More unconvincing arguments for God: Pareidolia

Here's an interesting photo taken recently in Poland . . .



AND UNLESS YOU CAN PROVE OTHERWISE, THE DEFAULT EXPLANATION IS THAT POPE JOHN PAUL II HAS INCARNATED HIMSELF IN A BONFIRE!!!!!!!!!!!!!!!!!!!!!!!!!!!!!!!!!!!!!!!!!!!!!!!!!!.

While credulous theists the world over are once again basking in their own insipidness, a new voice of reason has emerged on the Australian political landscape. I mentioned it in passing on Sunday, but the Secular Party of Australia will be fielding candidates for the Senate in this year's federal election. Jen of Unsane and Safe fame will be running, which is good news, because I vote below the line.
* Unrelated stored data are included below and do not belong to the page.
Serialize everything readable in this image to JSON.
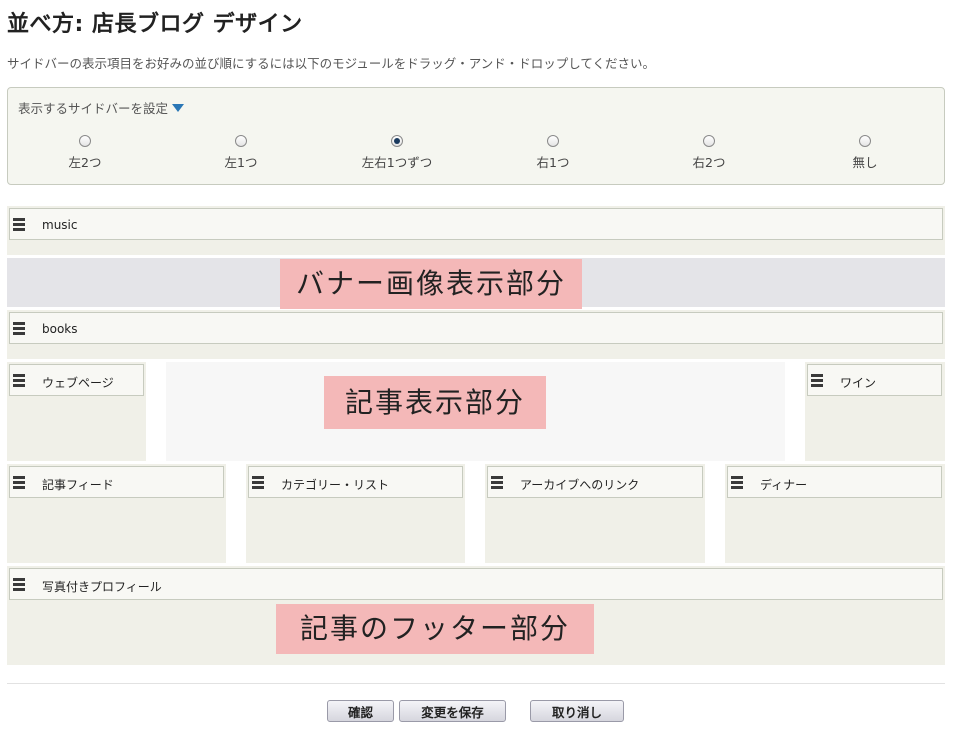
{
  "header": {
    "title": "並べ方: 店長ブログ デザイン",
    "description": "サイドバーの表示項目をお好みの並び順にするには以下のモジュールをドラッグ・アンド・ドロップしてください。"
  },
  "sidebar_setting": {
    "toggle_label": "表示するサイドバーを設定",
    "options": [
      {
        "label": "左2つ",
        "checked": false
      },
      {
        "label": "左1つ",
        "checked": false
      },
      {
        "label": "左右1つずつ",
        "checked": true
      },
      {
        "label": "右1つ",
        "checked": false
      },
      {
        "label": "右2つ",
        "checked": false
      },
      {
        "label": "無し",
        "checked": false
      }
    ]
  },
  "modules": {
    "music": "music",
    "books": "books",
    "webpage": "ウェブページ",
    "wine": "ワイン",
    "feed": "記事フィード",
    "category": "カテゴリー・リスト",
    "archive": "アーカイブへのリンク",
    "dinner": "ディナー",
    "profile": "写真付きプロフィール"
  },
  "overlays": {
    "banner": "バナー画像表示部分",
    "content": "記事表示部分",
    "footer": "記事のフッター部分"
  },
  "buttons": {
    "confirm": "確認",
    "save": "変更を保存",
    "cancel": "取り消し"
  },
  "colors": {
    "accent": "#2a77b6",
    "overlay": "#f4b8b8",
    "zone": "#f0f0e8"
  }
}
I wish her the best of luck: Ganbatte!, as they say in Japan.

As for the party's policies, there is very little that I disagree with, except this one: "We stand against . . . The wearing of religious attire in schools." As long as no one is compelled to wear religious attire, and as long as the wearing of such attire does not hinder the wearer's ability to participate in classroom activities, I don't see how it infringes anybody else's rights. (And the Party does claim, elsewhere on the site, to "believe that people should be free to indulge their beliefs, provided they do not infringe the rights of others.") Indeed, banning the wearing of religious garb, I believe, is just as anti-democratic as enforcing religious observance. (You might say that it amounts to the state overstepping the boundary between church and state.) I'd be interested to hear the thoughts of a representative of the Secular Party on this issue.